London, Midland & Scottish Railway
About
The London, Midland and Scottish Railway (LMS) was the largest of the British Big Four railways and at formation was, by some measures, the largest joint-stock company in the world. It was formed at the 1923 Grouping by the amalgamation of the London & North Western, Midland, Lancashire & Yorkshire, Caledonian, Glasgow & South Western, Highland, North London and several smaller railways into a single concern operating the West Coast Main Line and the Midland and Scottish trunk routes.

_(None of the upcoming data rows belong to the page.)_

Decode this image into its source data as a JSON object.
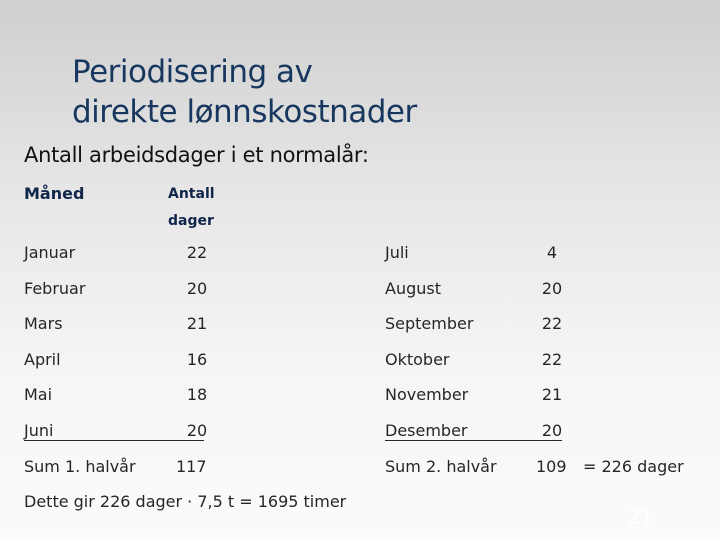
{
  "title_line1": "Periodisering av",
  "title_line2": "direkte lønnskostnader",
  "subtitle": "Antall arbeidsdager i et normalår:",
  "headers": {
    "month": "Måned",
    "days_line1": "Antall",
    "days_line2": "dager"
  },
  "left_rows": [
    {
      "month": "Januar",
      "days": "22"
    },
    {
      "month": "Februar",
      "days": "20"
    },
    {
      "month": "Mars",
      "days": "21"
    },
    {
      "month": "April",
      "days": "16"
    },
    {
      "month": "Mai",
      "days": "18"
    },
    {
      "month": "Juni",
      "days": "20"
    }
  ],
  "right_rows": [
    {
      "month": "Juli",
      "days": "4"
    },
    {
      "month": "August",
      "days": "20"
    },
    {
      "month": "September",
      "days": "22"
    },
    {
      "month": "Oktober",
      "days": "22"
    },
    {
      "month": "November",
      "days": "21"
    },
    {
      "month": "Desember",
      "days": "20"
    }
  ],
  "sum1": {
    "label": "Sum 1. halvår",
    "value": "117"
  },
  "sum2": {
    "label": "Sum 2. halvår",
    "value": "109",
    "total": "=  226 dager"
  },
  "footer": "Dette gir 226 dager · 7,5 t = 1695 timer",
  "slide_number": "21",
  "colors": {
    "title": "#17375e",
    "header": "#10254a",
    "text": "#262626"
  }
}
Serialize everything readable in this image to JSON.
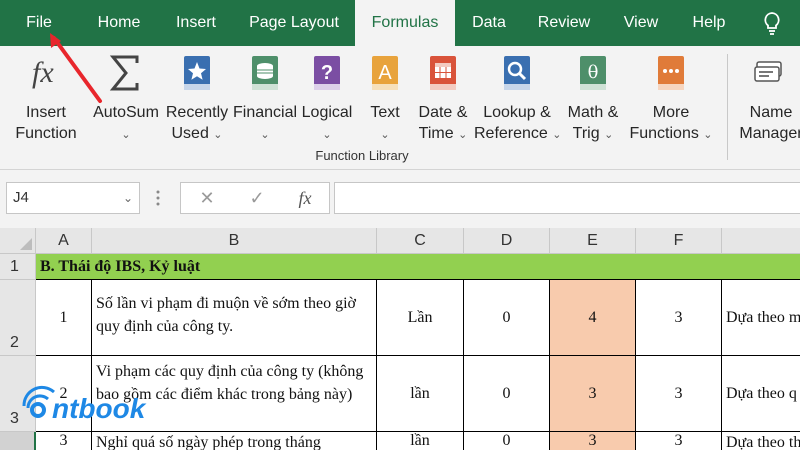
{
  "tabs": [
    "File",
    "Home",
    "Insert",
    "Page Layout",
    "Formulas",
    "Data",
    "Review",
    "View",
    "Help"
  ],
  "ribbon": {
    "buttons": [
      {
        "line1": "Insert",
        "line2": "Function",
        "icon": "fx-icon",
        "caret": ""
      },
      {
        "line1": "AutoSum",
        "line2": "",
        "icon": "sigma-icon",
        "caret": "⌄"
      },
      {
        "line1": "Recently",
        "line2": "Used",
        "icon": "star-book-icon",
        "caret": "⌄"
      },
      {
        "line1": "Financial",
        "line2": "",
        "icon": "coins-book-icon",
        "caret": "⌄"
      },
      {
        "line1": "Logical",
        "line2": "",
        "icon": "question-book-icon",
        "caret": "⌄"
      },
      {
        "line1": "Text",
        "line2": "",
        "icon": "text-book-icon",
        "caret": "⌄"
      },
      {
        "line1": "Date &",
        "line2": "Time",
        "icon": "calendar-book-icon",
        "caret": "⌄"
      },
      {
        "line1": "Lookup &",
        "line2": "Reference",
        "icon": "magnifier-book-icon",
        "caret": "⌄"
      },
      {
        "line1": "Math &",
        "line2": "Trig",
        "icon": "theta-book-icon",
        "caret": "⌄"
      },
      {
        "line1": "More",
        "line2": "Functions",
        "icon": "more-book-icon",
        "caret": "⌄"
      },
      {
        "line1": "Name",
        "line2": "Manager",
        "icon": "tags-icon",
        "caret": ""
      }
    ],
    "group_label": "Function Library"
  },
  "formula_bar": {
    "name_box": "J4",
    "cancel_glyph": "✕",
    "enter_glyph": "✓",
    "fx_glyph": "fx",
    "formula": ""
  },
  "sheet": {
    "columns": [
      "A",
      "B",
      "C",
      "D",
      "E",
      "F"
    ],
    "rows": [
      {
        "num": "1",
        "section": "B. Thái độ IBS, Kỷ luật"
      },
      {
        "num": "2",
        "a": "1",
        "b": "Số lần vi phạm đi muộn về sớm theo giờ quy định của công ty.",
        "c": "Lần",
        "d": "0",
        "e": "4",
        "f": "3",
        "g": "Dựa theo m"
      },
      {
        "num": "3",
        "a": "2",
        "b": "Vi phạm các quy định của công ty (không bao gồm các điểm khác trong bảng này)",
        "c": "lần",
        "d": "0",
        "e": "3",
        "f": "3",
        "g": "Dựa theo q"
      },
      {
        "num": "",
        "a": "3",
        "b": "Nghỉ quá số ngày phép trong tháng",
        "c": "lần",
        "d": "0",
        "e": "3",
        "f": "3",
        "g": "Dựa theo th"
      }
    ]
  },
  "watermark": {
    "text": "ntbook"
  },
  "colors": {
    "accent": "#217346",
    "highlight": "#f8cbad",
    "section": "#92d050",
    "arrow": "#e8262c"
  }
}
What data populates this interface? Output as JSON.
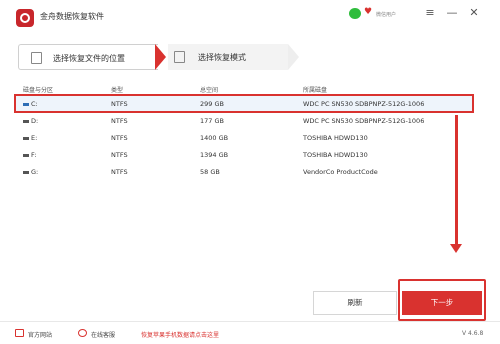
{
  "app": {
    "title": "金舟数据恢复软件",
    "login": "微信用户",
    "menu_icon": "≡",
    "min_icon": "—",
    "close_icon": "✕"
  },
  "steps": [
    {
      "label": "选择恢复文件的位置",
      "active": true
    },
    {
      "label": "选择恢复模式",
      "active": false
    }
  ],
  "table": {
    "headers": [
      "磁盘与分区",
      "类型",
      "总空间",
      "所属磁盘"
    ],
    "rows": [
      {
        "drive": "C:",
        "type": "NTFS",
        "size": "299 GB",
        "disk": "WDC PC SN530 SDBPNPZ-512G-1006",
        "selected": true
      },
      {
        "drive": "D:",
        "type": "NTFS",
        "size": "177 GB",
        "disk": "WDC PC SN530 SDBPNPZ-512G-1006",
        "selected": false
      },
      {
        "drive": "E:",
        "type": "NTFS",
        "size": "1400 GB",
        "disk": "TOSHIBA HDWD130",
        "selected": false
      },
      {
        "drive": "F:",
        "type": "NTFS",
        "size": "1394 GB",
        "disk": "TOSHIBA HDWD130",
        "selected": false
      },
      {
        "drive": "G:",
        "type": "NTFS",
        "size": "58 GB",
        "disk": "VendorCo ProductCode",
        "selected": false
      }
    ]
  },
  "buttons": {
    "refresh": "刷新",
    "next": "下一步"
  },
  "footer": {
    "site": "官方网站",
    "service": "在线客服",
    "tip": "恢复苹果手机数据请点击这里",
    "version": "V 4.6.8"
  },
  "colors": {
    "accent": "#d9322f",
    "selected_row": "#eef4fb"
  }
}
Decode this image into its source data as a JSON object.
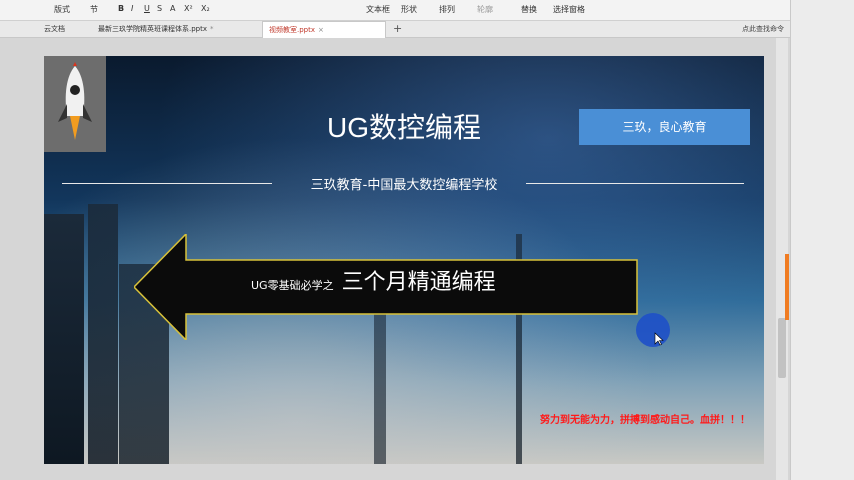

The LMS's early years were marked by continuing rivalry between the Crewe (LNWR) and Derby (Midland) engineering offices. From 1932 Sir William Stanier, recruited from the GWR, imposed Swindon-style discipline, producing the Princess Royal and streamlined Princess Coronation Pacifics, the Black Five mixed-traffic 4-6-0 (842 built) and the heavy 8F freight 2-8-0 (852 built). His deputy Charles Fairburn (CME 1944–1945) and George Ivatt (1945–1947) followed Stanier's pattern.
The LMS pioneered the British high-speed train with the 'Coronation Scot' service of 1937, Britain's only pre-war Anglo-Scottish high-speed train, and held the British steam speed record at 114 mph briefly in 1937 before being overtaken by the LNER A4 the following year. The 'Coronation Scot' streamliners and Pacifics in their crimson lake or maroon livery represented the LMS at its operational peak.
At nationalisation on 1 January 1948 the LMS became the London Midland and Scottish Regions of British Railways. The Stanier classes formed the backbone of the BR fleet for the next two decades; the last Black Five was withdrawn from BR service in August 1968, the end of main-line steam in Britain.